Miami-Dade County Bans Hand-Held Cell Phones While Driving
Miami-Dade County commissioners on Sept. 25, 2001 passed a law that bars drivers from using hand-held cell phones while driving. The law, approved by a 6-5 vote, goes into effect next September after a yearlong public awareness campaign on the dangers of dialing while driving.
In passing the law, Miami-Dade becomes the first county in Florida to place restrictions on cell phone use.
It also joins New York, which became the first state to ban the use of hand-held cellular phones while driving. The state passed the law after three counties – Nassau, Suffolk, and Westchester – en-acted their own local bans.
“I don’t want to have one more death on my conscience because someone used a cell telephone while driving,” said Commissioner Barbara Carey-Shuler, who sponsored the bill. “We’re going to educate people, but we need to let people know by policy and by law that we are very serious.”
Those who break the law could be fined $250 or be required to attend a driver-improvement course.

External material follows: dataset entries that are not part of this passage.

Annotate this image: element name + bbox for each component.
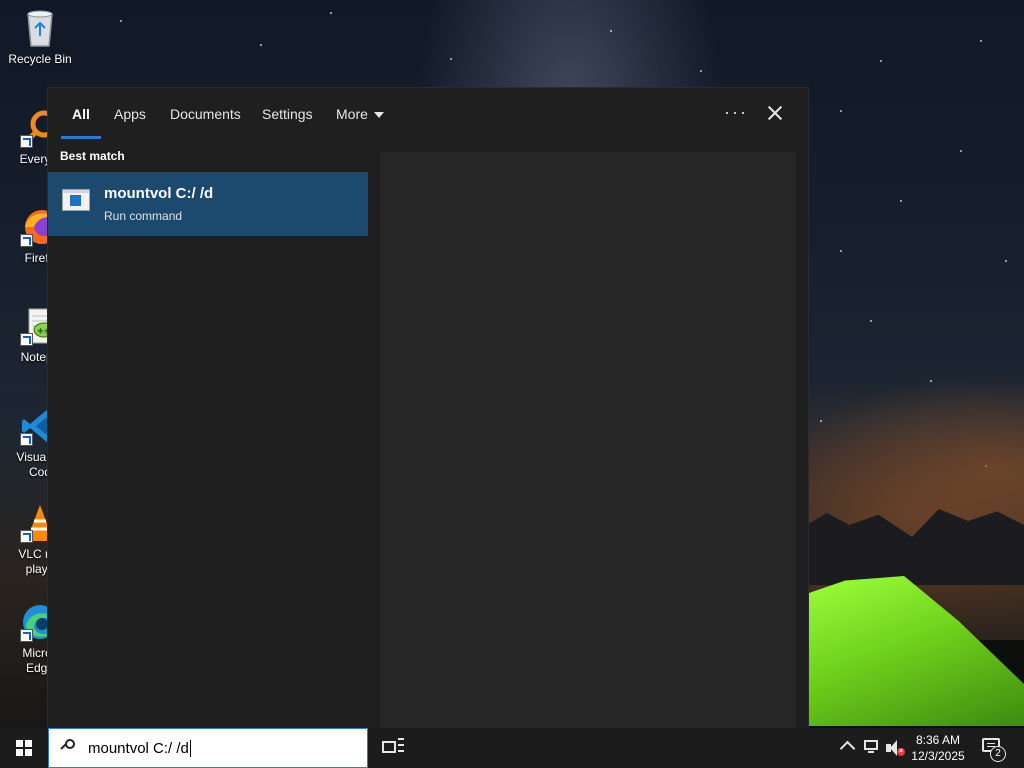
taskbar: mountvol C:/ /d × 8:36 AM 12/3/2025 2 bbox=[0, 728, 1024, 768]
close-icon[interactable] bbox=[764, 102, 786, 124]
tab-more[interactable]: More bbox=[336, 106, 384, 122]
muted-badge-icon: × bbox=[897, 748, 905, 756]
windows-logo-icon bbox=[16, 740, 32, 756]
tab-apps[interactable]: Apps bbox=[114, 106, 146, 122]
tab-all[interactable]: All bbox=[72, 106, 90, 122]
chevron-down-icon bbox=[373, 112, 384, 119]
desktop-icon-recycle-bin[interactable]: Recycle Bin bbox=[4, 8, 76, 67]
tab-settings[interactable]: Settings bbox=[262, 106, 313, 122]
clock-date: 12/3/2025 bbox=[911, 749, 965, 763]
action-center-button[interactable]: 2 bbox=[982, 738, 1006, 762]
taskbar-search-box[interactable]: mountvol C:/ /d bbox=[48, 728, 368, 768]
tab-more-label: More bbox=[336, 106, 368, 122]
search-input[interactable]: mountvol C:/ /d bbox=[88, 740, 191, 757]
result-title: mountvol C:/ /d bbox=[104, 185, 214, 202]
result-preview-pane bbox=[380, 152, 796, 728]
tab-documents[interactable]: Documents bbox=[170, 106, 241, 122]
search-tabs: All Apps Documents Settings More ··· bbox=[48, 88, 808, 140]
results-list-area bbox=[48, 236, 368, 728]
shortcut-arrow-icon bbox=[20, 530, 33, 543]
notification-count-badge: 2 bbox=[990, 746, 1006, 762]
speaker-cone bbox=[890, 740, 897, 756]
shortcut-arrow-icon bbox=[20, 333, 33, 346]
network-icon[interactable] bbox=[862, 740, 880, 755]
shortcut-arrow-icon bbox=[20, 433, 33, 446]
active-tab-indicator bbox=[61, 136, 101, 139]
search-query-text: mountvol C:/ /d bbox=[88, 740, 189, 757]
search-icon bbox=[61, 739, 75, 753]
more-options-icon[interactable]: ··· bbox=[724, 102, 748, 123]
show-hidden-icons-chevron-icon[interactable] bbox=[839, 740, 856, 757]
desktop-icon-label: Recycle Bin bbox=[8, 52, 72, 66]
search-panel: All Apps Documents Settings More ··· Bes… bbox=[48, 88, 808, 728]
task-view-icon[interactable] bbox=[382, 738, 404, 758]
shortcut-arrow-icon bbox=[20, 135, 33, 148]
best-match-heading: Best match bbox=[60, 149, 125, 163]
start-button[interactable] bbox=[0, 728, 48, 768]
shortcut-arrow-icon bbox=[20, 629, 33, 642]
volume-muted-icon[interactable]: × bbox=[886, 740, 905, 756]
shortcut-arrow-icon bbox=[20, 234, 33, 247]
clock-time: 8:36 AM bbox=[915, 733, 961, 747]
result-subtitle: Run command bbox=[104, 209, 183, 223]
best-match-result[interactable]: mountvol C:/ /d Run command bbox=[48, 172, 368, 236]
run-command-icon bbox=[62, 189, 90, 211]
taskbar-clock[interactable]: 8:36 AM 12/3/2025 bbox=[906, 732, 970, 764]
text-caret bbox=[189, 740, 191, 757]
recycle-bin-icon bbox=[20, 8, 60, 48]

Whether Florida might follow Miami-Dade’s lead remains unlikely. Although similar bans have been proposed in 42 other states, they have not passed. Rep. Irv Slosberg, D-Boca Raton, filed legislation this year for a statewide ban on the use of hand-held cell phones in cars, but the legislative leadership was not receptive to the idea. Slosberg said on Sept. 25 that he doubts anyone else will file similar legislation and that he is not interested in placing any restrictions on business so long as the cell phone companies fulfill a recent promise to distribute hands-free devices.